Show Abstract | Download Original | Original Source | Check in Google Scholar | DOI: 10.59562/2fzkws38

Abstract

This study aims to examine the effect of computer vision practice based on local datasets and data augmentation techniques on vocational high school (SMK) students’ data literacy. The research employed a pre-experimental design using a one-group pretest–posttest model (INTEC). Participants consisted of 34 eleventh-grade students from a Software Engineering program. Students were engaged in hands-on computer vision activities involving image classification using locally collected datasets representing contextual objects from their surrounding environment. The learning intervention also integrated data augmentation techniques, including image rotation, flipping, and brightness adjustment, to enhance dataset variability and model robustness. Data literacy was measured using a validated test instrument covering four indicators: data collection, data cleaning, data transformation, and data interpretation.
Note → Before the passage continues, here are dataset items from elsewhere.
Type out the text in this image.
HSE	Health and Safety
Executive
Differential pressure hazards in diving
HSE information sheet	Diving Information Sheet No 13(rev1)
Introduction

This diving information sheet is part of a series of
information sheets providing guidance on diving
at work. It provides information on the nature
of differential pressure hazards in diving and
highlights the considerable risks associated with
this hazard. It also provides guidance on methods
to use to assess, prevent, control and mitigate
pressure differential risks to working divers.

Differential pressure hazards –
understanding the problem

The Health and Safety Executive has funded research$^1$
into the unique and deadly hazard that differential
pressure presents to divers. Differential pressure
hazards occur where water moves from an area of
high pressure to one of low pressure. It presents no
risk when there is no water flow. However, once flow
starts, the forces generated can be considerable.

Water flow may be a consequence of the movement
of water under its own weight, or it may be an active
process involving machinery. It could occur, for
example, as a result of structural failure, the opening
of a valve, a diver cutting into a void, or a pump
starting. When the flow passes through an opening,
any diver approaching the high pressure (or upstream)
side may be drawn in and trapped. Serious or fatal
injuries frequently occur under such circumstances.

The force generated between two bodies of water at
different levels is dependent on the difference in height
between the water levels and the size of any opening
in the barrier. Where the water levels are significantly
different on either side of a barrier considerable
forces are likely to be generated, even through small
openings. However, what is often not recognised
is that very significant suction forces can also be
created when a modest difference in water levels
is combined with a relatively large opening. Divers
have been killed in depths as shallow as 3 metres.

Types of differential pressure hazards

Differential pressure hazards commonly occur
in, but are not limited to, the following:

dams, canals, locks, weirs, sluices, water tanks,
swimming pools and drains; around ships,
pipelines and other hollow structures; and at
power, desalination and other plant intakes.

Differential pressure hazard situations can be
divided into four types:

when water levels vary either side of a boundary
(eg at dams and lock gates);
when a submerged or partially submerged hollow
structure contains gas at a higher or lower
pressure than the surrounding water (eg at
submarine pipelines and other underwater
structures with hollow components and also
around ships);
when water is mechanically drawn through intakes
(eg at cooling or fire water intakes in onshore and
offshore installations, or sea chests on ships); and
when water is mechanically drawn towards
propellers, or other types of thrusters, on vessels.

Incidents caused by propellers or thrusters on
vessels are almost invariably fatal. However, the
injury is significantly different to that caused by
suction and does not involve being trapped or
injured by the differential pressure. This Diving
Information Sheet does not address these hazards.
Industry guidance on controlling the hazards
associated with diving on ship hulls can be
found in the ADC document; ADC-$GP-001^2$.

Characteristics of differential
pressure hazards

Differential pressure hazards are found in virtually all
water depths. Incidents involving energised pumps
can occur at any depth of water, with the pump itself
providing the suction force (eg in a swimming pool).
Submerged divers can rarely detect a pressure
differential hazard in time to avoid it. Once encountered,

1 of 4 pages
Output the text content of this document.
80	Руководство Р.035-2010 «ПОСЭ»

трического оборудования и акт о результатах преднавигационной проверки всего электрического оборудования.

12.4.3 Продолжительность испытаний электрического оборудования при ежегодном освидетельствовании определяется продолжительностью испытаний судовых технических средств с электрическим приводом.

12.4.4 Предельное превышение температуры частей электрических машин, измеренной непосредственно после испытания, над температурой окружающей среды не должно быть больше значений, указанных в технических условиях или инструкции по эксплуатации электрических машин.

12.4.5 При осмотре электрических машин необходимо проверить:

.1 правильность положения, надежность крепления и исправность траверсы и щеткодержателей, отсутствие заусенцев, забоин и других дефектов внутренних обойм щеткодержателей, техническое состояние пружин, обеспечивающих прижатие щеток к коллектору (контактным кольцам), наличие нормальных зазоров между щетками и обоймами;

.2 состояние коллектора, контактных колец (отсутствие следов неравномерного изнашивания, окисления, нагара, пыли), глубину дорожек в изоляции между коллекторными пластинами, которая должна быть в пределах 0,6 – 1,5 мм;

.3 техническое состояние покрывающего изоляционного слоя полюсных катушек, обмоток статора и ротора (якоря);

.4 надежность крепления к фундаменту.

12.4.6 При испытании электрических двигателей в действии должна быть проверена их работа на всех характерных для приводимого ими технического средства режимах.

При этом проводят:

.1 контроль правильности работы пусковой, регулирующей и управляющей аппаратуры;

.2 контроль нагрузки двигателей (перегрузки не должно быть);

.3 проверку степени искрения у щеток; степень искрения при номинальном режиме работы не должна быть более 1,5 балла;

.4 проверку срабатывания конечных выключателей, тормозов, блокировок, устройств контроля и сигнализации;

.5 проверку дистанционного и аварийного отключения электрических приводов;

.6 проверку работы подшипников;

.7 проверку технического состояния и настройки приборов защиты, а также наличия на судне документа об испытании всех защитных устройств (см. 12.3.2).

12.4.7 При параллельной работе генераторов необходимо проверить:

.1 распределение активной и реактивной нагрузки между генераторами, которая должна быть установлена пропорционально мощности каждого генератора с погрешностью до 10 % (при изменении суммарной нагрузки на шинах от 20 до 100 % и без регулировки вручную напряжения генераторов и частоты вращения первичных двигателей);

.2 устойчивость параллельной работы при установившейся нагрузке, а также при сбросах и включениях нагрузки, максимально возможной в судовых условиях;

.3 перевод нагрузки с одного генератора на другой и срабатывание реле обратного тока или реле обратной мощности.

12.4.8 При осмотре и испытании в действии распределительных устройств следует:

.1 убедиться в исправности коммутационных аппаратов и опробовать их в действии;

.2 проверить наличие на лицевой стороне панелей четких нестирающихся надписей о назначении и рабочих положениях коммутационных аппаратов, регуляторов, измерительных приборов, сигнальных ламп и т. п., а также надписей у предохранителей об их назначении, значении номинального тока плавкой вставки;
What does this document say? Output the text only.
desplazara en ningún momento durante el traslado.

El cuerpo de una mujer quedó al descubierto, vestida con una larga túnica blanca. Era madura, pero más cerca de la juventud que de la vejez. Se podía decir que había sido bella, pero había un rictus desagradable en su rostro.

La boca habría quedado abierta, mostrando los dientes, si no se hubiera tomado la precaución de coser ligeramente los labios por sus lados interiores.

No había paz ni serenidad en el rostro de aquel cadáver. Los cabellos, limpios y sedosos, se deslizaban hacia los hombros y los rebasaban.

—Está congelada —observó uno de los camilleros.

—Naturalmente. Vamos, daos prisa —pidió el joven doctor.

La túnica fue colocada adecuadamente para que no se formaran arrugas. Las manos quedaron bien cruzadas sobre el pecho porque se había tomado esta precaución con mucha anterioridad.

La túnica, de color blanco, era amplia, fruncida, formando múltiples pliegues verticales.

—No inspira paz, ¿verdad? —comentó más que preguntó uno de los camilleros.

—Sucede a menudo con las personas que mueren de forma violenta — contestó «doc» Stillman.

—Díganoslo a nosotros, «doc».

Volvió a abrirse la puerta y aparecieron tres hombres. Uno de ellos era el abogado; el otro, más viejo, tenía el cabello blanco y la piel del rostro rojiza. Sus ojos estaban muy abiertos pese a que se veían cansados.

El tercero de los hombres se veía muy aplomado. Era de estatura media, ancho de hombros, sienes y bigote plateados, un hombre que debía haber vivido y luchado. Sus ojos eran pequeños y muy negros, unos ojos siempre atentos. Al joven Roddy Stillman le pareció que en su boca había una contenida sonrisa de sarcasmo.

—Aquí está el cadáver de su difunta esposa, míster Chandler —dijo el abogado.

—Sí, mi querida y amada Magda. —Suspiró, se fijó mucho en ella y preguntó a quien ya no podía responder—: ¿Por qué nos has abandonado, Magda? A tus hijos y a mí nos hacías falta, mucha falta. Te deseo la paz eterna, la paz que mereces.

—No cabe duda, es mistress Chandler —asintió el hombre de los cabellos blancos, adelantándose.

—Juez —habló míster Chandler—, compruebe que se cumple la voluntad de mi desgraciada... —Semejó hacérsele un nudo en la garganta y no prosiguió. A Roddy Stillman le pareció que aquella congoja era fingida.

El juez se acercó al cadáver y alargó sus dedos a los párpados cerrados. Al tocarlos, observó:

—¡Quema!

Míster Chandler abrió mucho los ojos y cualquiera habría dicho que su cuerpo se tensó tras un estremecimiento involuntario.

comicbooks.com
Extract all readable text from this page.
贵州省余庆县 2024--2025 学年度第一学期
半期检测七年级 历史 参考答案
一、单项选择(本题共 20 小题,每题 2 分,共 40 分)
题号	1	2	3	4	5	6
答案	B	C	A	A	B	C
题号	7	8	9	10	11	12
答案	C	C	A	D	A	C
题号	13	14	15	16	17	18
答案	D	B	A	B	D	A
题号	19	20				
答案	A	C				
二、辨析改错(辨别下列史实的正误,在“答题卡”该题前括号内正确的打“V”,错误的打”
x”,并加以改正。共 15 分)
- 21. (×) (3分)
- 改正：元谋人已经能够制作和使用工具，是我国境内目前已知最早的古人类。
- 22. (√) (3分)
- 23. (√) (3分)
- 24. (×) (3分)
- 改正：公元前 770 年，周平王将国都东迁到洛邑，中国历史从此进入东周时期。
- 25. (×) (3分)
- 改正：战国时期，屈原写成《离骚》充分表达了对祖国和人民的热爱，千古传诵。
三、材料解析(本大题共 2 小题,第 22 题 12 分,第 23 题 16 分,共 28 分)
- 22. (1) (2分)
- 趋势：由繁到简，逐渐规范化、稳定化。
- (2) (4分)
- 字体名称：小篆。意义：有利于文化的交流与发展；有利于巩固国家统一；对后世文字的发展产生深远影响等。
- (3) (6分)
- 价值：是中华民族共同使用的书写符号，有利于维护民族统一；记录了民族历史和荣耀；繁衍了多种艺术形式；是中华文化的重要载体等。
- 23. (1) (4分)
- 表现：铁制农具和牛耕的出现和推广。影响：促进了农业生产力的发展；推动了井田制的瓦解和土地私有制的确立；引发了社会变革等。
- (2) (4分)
Statistical analysis using paired-sample t-tests revealed a significant improvement in students’ data literacy scores after the intervention (p < 0.001), with a large effect size. The findings indicate that contextual computer vision practice combined with data augmentation strategies effectively strengthens students’ understanding of data processing and analytical thinking skills. This study contributes to the development of applied AI learning models in vocational education and supports the integration of authentic data-driven practices to enhance digital competencies in the era of artificial intelligence.